The Rear View Mirror
"There's nothing out here, Captain," McMichael said from the pilot seat at the front of the corvette's bridge, "I hate to be the one to say it, but this is going to be one of those all search and no rescue missions".
Chief Engineer Iwamasa spoke before Captain Ferris could respond, "What are you complaining about McMichael? At least we aren't still patrolling a bunch of quiet waypoints in empty space."
"Yeah, except our patrol mission was all but finished when we got these new orders. We should be enjoying our government-mandated spin time right now. This is a complete waste of time, there's nothing out here. Whoever got into trouble, didn't do it in this sector."
"Well, the CNV Corregidor is somewhere, and we keep looking for her until I say we stop looking for her. She's been missing for almost a week, now," said Captain Ferris. "There's no telling what they might be going through."
After a pause, the pilot finally replied with some humility. "Aye, sir. I guess you're right. Besides, I'm in no hurry to get back."
Captain Ferris nodded, distracted by his own impatience and restlessness. The bridge officers were finding the fatigue and boredom as difficult to bear as he was. He couldn't seem to stop himself from squirming in his seat, despite the fact that it was a new, cutting-edge, inertial-dampened, form-fitting, heat-controlled, buttocks-massaging, Commonwealth Navy-approved, deluxe captain's chair model 10-048. It wasn't so much the chair that was bothering him. He'd just been sitting in it too long. His backside seemed to be developing a will of its own, shifting and sliding about. The five-point restraint harness didn't help either. It jabbed into his sides, serving as an uncomfortable reminder that he was getting a little thick around the middle. It was bad enough that his hair was thinning at the crown, and there was more grey hair at the temples than a thirty-five year-old should have. But it wouldn't do for an active duty ship captain in the Commonwealth Navy to look like he had a desk job. He didn't want to start looking like a desk pilot. He was looking forward to some station-side time, and a few hours in the fitness and training centre.
They'd been out on three patrols in as many months, and the crew needed a break. He needed a break. Getting the orders to abandon their previous patrol mission to look for a missing Navy vessel started out as a welcome distraction from the boredom. But the endless search patterns were acquiring a monotony of their own. Search and Rescue missions usually had an element of excitement to them; the noble feeling one got 'saving the day' and all that. The excitement wore off quickly when they were all this tired, and there didn't seem to be anything out here to find to feed that heroic feeling anyway.
"We've completed the search pattern in this system twice now," Captain Ferris said, "but if I were in a damaged ship, I'd seriously hope that some extra effort was going into finding me.

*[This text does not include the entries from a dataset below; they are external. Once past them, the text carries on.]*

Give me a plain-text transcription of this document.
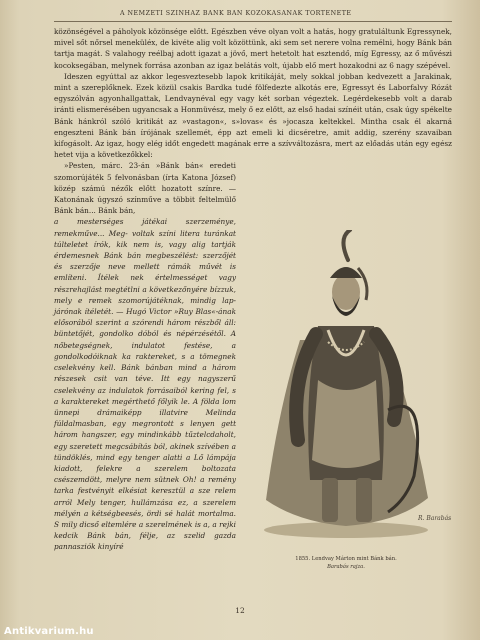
A NEMZETI SZÍNHÁZ BÁNK BÁN KÖZÖKASÁNAK TÖRTÉNETE

közönségével a páholyok közönsége előtt. Egészben véve olyan volt a hatás, hogy gratuláltunk Egressynek, mivel sőt nőrsel meneküléx, de kivéte alig volt közöttünk, aki sem set nerere volna remélni, hogy Bánk bán tartja magát. S valahogy reélbaj adott igazat a jövő, mert hetetolt hat esztendő, míg Egressy, az ő művészi kocoksegában, melynek forrása azonban az igaz belátás volt, újabb elő mert hozakodni az 6 nagy szépével.

Ideszen egyúttal az akkor legesveztesebb lapok kritikáját, mely sokkal jobban kedvezett a Jarakinak, mint a szereplőknek. Ezek közül csakis Bardka tudé fölfedezte alkotás ere, Egressyt és Laborfalvy Rózát egyszólván agyonhallgattak, Lendvaynéval egy vagy két sorban végeztek. Legérdekesebb volt a darab iránti elismerésében ugyancsak a Honmüvész, mely ő ez előtt, az első hadai színéit után, csak úgy spékelte Bánk hánkról szóló kritikát az »vastagon«, s»lovas« és »jocasza keltekkel. Mintha csak él akarná engeszteni Bánk bán írójának szellemét, épp azt emeli ki dicséretre, amit addig, szerény szavaiban kifogásolt. Az igaz, hogy elég időt engedett magának erre a szívváltozásra, mert az előadás után egy egész hetet vija a következőkkel:

»Pesten, márc. 23-án »Bánk bán« eredeti szomorújáték 5 felvonásban (írta Katona József) közép számú nézők előtt hozatott színre. — Katonának úgyszó színműve a többit feltelmülő Bánk bán... Bánk bán,

a mesterséges játékai szerzeménye, remekműve... Meg- voltak színi litera turánkat túlteletet írók, kik nem is, vagy alig tartják érdemesnek Bánk bán megbeszélést: szerzőjét és szerzője neve mellett rámák művét is említeni. Ítélek nek értelmességet vagy részrehajlást megtétlni a következőnyére bízzuk, mely e remek szomorújátéknak, mindig lap járónak ítéletét. — Hugó Victor »Ruy Blas«-ának elősorából szerint a szórendi három részből áll: büntetőjét, gondolko dóból és népérzésétől. A nőbetegségnek, indulatot festése, a gondolkodóiknak ka raktereket, s a tömegnek cselekvény kell. Bánk bánban mind a három részesek csit van téve. Itt egy nagyszerű cselekvény az indulatok forrásaiból kering fel, s a karaktereket megérthető főlyik le. A földa lom ünnepi drámaiképp illatvire Melinda fúldalmasban, egy megrontott s lenyen gett három hangszer, egy mindinkább tűztelcdaholt, egy szeretett megcsábítás ból, akinek szívében a tündöklés, mind egy tenger alatti a Lő lámpája kiadott, felekre a szerelem boltozata csészemdött, melyre nem sütnek Oh! a remény tarka festvényit elkésiat keresztül a sze relem arról Mely tenger, hullámzása ez, a szerelem mélyén a kétségbeesés, ördi sé halát mortalma. S mily dicső eltemlére a szerelmének is a, a rejki kedcik Bánk bán, félje, az szelid gazda pannasziók kinyíré

R. Barabás

1855. Lendvay Márton mint Bánk bán.
Barabás rajza.

12
Antikvarium.hu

So let's run it again. Mac, set up new search pattern waypoints offset by plus eight degrees from the last one. Lieutenant Ravindran, give me a fresh contact report as far out as we can see from each of these waypoints."
"Aye, Captain," came the gunner's reply from her WEPs workstation.
"Plus eight degrees, Captain. Aye," said McMichael. The LDS drive audibly ramped up as they began to speed toward the first of three new waypoints. NAV officer McMichael looked at the captain's reflection in his latest addition to the bridge. Ferris still wasn't used to being visible at all times by his pilot, so he glanced up to see his pilot's eyes in the in the rearview mirror attached over Mac's head and returned the nod in a silent acknowledgement. Ferris took the moment to look at this very non-regulation decoration recently installed by McMichael. It seemed his pilot had gotten the idea from some old practice involving internal combustion powered ground cars from a couple of hundred years ago: A pair of large dice 'hung' almost directly over the piloting station. They were fuzzy.
He'd affixed them to a small rectangular mirror he'd attached to the overhead bulkhead. The mirror was a purchase from an antique dealer who specialized in vintage automobile parts that had become so popular in home decorating recently. This wasn't the first pair of fuzzy dice they'd been subjected to, either. McMichael's first pair of homemade dice was much less attractive, and they drifted strangely in the artificial gravity and inertial dampening fields. Worse than the gaudy appearance, there was an incident when they broke free during a rapid course change, and flew dangerously close to Iwamasa's head, causing a very loud shouting match between the two.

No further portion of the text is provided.